Inutile cercare informazioni più approfondite, all’indirizzo web: laconico compare la scritta: “Questo dominio è riservato”. In generale anche per le Fondazioni ormai vere e proprie strutture complesse dovrebbero essere rispettate delle rigide regole di trasparenza come lo stesso Raffaele Cantone, presidente dell’anticorruzione ha più sottolineato: “…le Fondazioni dovrebbero essere trasparenti a 360 gradi: bilanci chiari, comprensibili e pubblici su tutte le entrate e le uscite”. Già in passato e alla vigilia del conclave che elesse il cardinale Bergoglio a Sommo Pontefice, un “corvo” spedì lettere al veleno a Largo Donnaregina seminando il panico ai piani alti della Curia di Napoli.

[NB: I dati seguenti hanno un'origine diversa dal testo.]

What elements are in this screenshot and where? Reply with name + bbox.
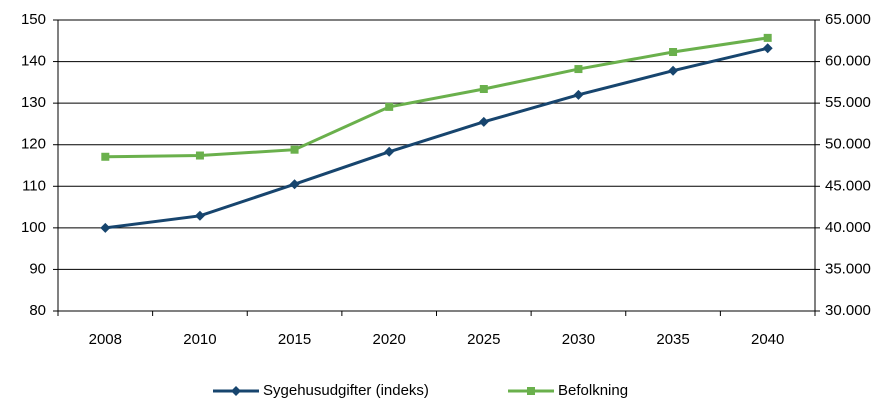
y2-tick-label: 35.000 [825, 260, 871, 277]
point-marker [101, 152, 110, 161]
legend-marker [231, 386, 241, 396]
y2-tick-label: 40.000 [825, 219, 871, 236]
point-marker [669, 48, 678, 57]
y2-tick-label: 45.000 [825, 177, 871, 194]
legend-marker [527, 387, 535, 395]
point-marker [100, 222, 111, 233]
x-tick-label: 2030 [562, 331, 595, 348]
x-tick-label: 2040 [751, 331, 784, 348]
point-marker [289, 179, 300, 190]
y-tick-label: 110 [22, 177, 46, 194]
x-tick-label: 2015 [278, 331, 311, 348]
y-tick-label: 140 [21, 53, 46, 70]
point-marker [194, 210, 205, 221]
y2-tick-label: 50.000 [825, 136, 871, 153]
x-tick-label: 2010 [183, 331, 216, 348]
x-tick-label: 2035 [656, 331, 689, 348]
legend-label: Befolkning [558, 382, 628, 399]
point-marker [762, 43, 773, 54]
point-marker [385, 102, 394, 111]
x-tick-label: 2025 [467, 331, 500, 348]
y-tick-label: 100 [21, 219, 46, 236]
point-marker [195, 151, 204, 160]
point-marker [763, 33, 772, 42]
x-tick-label: 2020 [373, 331, 406, 348]
legend-label: Sygehusudgifter (indeks) [263, 382, 429, 399]
point-marker [668, 65, 679, 76]
point-marker [573, 89, 584, 100]
y-tick-label: 120 [21, 136, 46, 153]
series-line [105, 36, 768, 159]
point-marker [290, 145, 299, 154]
point-marker [574, 65, 583, 74]
y2-tick-label: 30.000 [825, 302, 871, 319]
y2-tick-label: 55.000 [825, 94, 871, 111]
y-tick-label: 80 [29, 302, 46, 319]
y-tick-label: 130 [21, 94, 46, 111]
y2-tick-label: 65.000 [825, 11, 871, 28]
y2-tick-label: 60.000 [825, 53, 871, 70]
series-line [105, 46, 769, 230]
point-marker [479, 85, 488, 94]
y-tick-label: 90 [29, 260, 46, 277]
point-marker [478, 116, 489, 127]
point-marker [384, 146, 395, 157]
x-tick-label: 2008 [89, 331, 122, 348]
y-tick-label: 150 [21, 11, 46, 28]
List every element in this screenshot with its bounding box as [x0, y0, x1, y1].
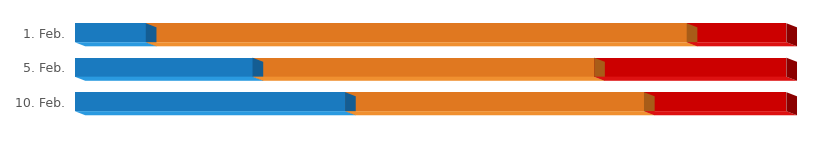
Bar [686, 23, 786, 42]
Bar [75, 23, 146, 42]
Polygon shape [253, 77, 604, 81]
Polygon shape [75, 77, 263, 81]
Bar [643, 92, 786, 111]
Polygon shape [786, 23, 796, 46]
Polygon shape [75, 42, 156, 46]
Bar [146, 23, 686, 42]
Polygon shape [344, 92, 355, 115]
Polygon shape [146, 23, 156, 46]
Polygon shape [786, 58, 796, 81]
Polygon shape [594, 77, 796, 81]
Bar [344, 92, 643, 111]
Polygon shape [146, 42, 696, 46]
Polygon shape [594, 58, 604, 81]
Polygon shape [686, 42, 796, 46]
Bar [594, 58, 786, 77]
Bar [253, 58, 594, 77]
Polygon shape [75, 111, 355, 115]
Bar [75, 92, 344, 111]
Polygon shape [786, 92, 796, 115]
Polygon shape [344, 111, 654, 115]
Polygon shape [253, 58, 263, 81]
Polygon shape [643, 92, 654, 115]
Bar [75, 58, 253, 77]
Polygon shape [643, 111, 796, 115]
Polygon shape [686, 23, 696, 46]
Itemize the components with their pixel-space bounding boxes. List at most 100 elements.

Accuse circostanziate e dure nei confronti dello stesso Sepe: “Afferma la sua personalità rispetto alle opere sociali”, “Favorisce discriminazioni nel clero”, “Nella diocesi va avanti chi dà e non chi vale”, e poi la domanda: “Che fine fanno i soldi versati con l’otto per mille?”. Eppure storicamente la Curia di Napoli non è povera.

I fedeli napoletani sono stati sempre generosi e altruisti eppure pare che l’Arcidiocesi faccia davvero poco o quanto meno non sia particolarmente visibile la sua attività o meglio la tracciabilità dei conti. Un esempio sono circa 200 le chiese chiuse (e in alcuni casi murate) che sorgono nella città come ha sentenziato una ricerca del prof. Antonio Lazzaroni, consulente scientifico del Comitato di Portosalvo, pubblicata nel testo Splendori e decadenza di cento chiese napoletane (edizioni “Gabbiani sopra il mare” anno 2006). Che dire, che pensare…Sono davvero tanti i partenopei ma anche molti parroci che in silenzio pregano affinché il vento rivoluzionario di Papa Francesco cominci a soffiare anche a Napoli avviando un repulisti a Largo Donnaregina: Cacciare i mercanti dal tempio.